FIG. 23 is an expanded plan view corresponding to the region R2 cut out from the region near the half cell in FIG. 2 for explaining a modified device structure corresponding to FIG. 3. In accordance with this, a modified device structure is explained.
As shown in FIG. 23, two polysilicon plugs 7 in FIG. 3 are set to be one polysilicon plug 7 that is zigzag in a plane in the example. This zigzag is selected to gain an area efficiency.
6. Consideration and a complementary explanation regarding the embodiments (including modified examples) (mainly FIGS. 27 and 28). FIG. 27 is a cross-sectional SEM (Scanning Electron Micrograph) which shows the region near the silicon plug of the semiconductor device in the manufacturing method of a semiconductor device in accordance with the embodiment of the present application. FIG. 28 is a cross-sectional SEM (Scanning Electron Micrograph) of the region near the silicon plug of a semiconductor device by a cleaning step in comparative example (corresponding to the bypass process 3(c)) (a cleaning step without the second APM cleaning in FIG. 5). In accordance with these, a complementary explanation and consideration regarding the embodiments (including modified examples) are performed.
FIG. 28 corresponds to comparative example. Only the second APM wet treatment step 54 is skipped as the bypass process 3(c), although other conditions are the same as those for the above-mentioned embodiment.
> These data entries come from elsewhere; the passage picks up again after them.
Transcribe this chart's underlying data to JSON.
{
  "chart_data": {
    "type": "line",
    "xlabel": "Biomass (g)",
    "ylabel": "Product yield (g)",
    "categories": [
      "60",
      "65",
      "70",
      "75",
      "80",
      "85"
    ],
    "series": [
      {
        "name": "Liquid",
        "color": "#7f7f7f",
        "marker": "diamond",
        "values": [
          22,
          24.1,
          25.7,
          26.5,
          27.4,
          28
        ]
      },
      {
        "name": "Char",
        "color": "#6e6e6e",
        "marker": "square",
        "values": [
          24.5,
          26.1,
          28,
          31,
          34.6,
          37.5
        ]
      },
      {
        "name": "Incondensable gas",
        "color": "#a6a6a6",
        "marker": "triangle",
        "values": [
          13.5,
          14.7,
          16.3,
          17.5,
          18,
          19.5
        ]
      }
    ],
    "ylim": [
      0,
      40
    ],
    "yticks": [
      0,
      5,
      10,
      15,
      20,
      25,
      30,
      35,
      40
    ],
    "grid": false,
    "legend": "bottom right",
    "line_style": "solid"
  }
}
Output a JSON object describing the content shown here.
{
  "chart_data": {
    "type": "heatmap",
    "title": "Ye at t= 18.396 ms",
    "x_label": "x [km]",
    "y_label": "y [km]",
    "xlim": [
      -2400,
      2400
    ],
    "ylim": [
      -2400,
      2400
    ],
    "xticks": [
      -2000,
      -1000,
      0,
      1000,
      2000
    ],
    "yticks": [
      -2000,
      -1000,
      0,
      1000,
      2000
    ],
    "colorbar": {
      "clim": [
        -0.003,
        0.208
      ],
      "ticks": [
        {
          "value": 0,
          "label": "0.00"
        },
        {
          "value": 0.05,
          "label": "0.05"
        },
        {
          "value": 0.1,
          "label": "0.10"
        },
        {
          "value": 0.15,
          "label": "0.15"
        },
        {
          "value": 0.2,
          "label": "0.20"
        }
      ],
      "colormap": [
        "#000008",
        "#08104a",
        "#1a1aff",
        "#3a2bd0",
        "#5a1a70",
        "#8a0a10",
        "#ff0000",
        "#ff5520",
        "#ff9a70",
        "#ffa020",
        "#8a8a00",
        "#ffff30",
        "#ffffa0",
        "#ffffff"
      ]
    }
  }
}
Polysilicon is embedded in a state that no oxide film exists on the silicon surface in the trench 10. A black part of the polysilicon plug part in FIG. 28 shows that solid phase epitaxy grows. In contrast, according to FIG. 27, almost no solid phase epitaxy grows on the sample into which the embedding polysilicon is embedded, as the embodiment, in the state where the thin silicon oxide-based film 35 (a thin silicon oxide film) exists. The reason for this is considered that the thin oxide film prevents the growth of solid epitaxy of the polysilicon plug part, which occurs along with a high temperature heat treatment (heat treatments performed at 800° C. or more such as an STI formation process, gate oxidation and an activating annealing after ion implantation).
7. Summary
The invention made by the present inventor is explained specifically in accordance with the embodiment. The present invention is not limited to it, but may be changed variously in a range that does not deviate from the purport.
In the embodiment, the case where the LDMOSFET is the LDMOSFET portion or the LDMOSFET forming portion of the semiconductor integrated circuit device is explained specifically. But the invention is not limited to it and the LDMOSFET may be formed as an individual device.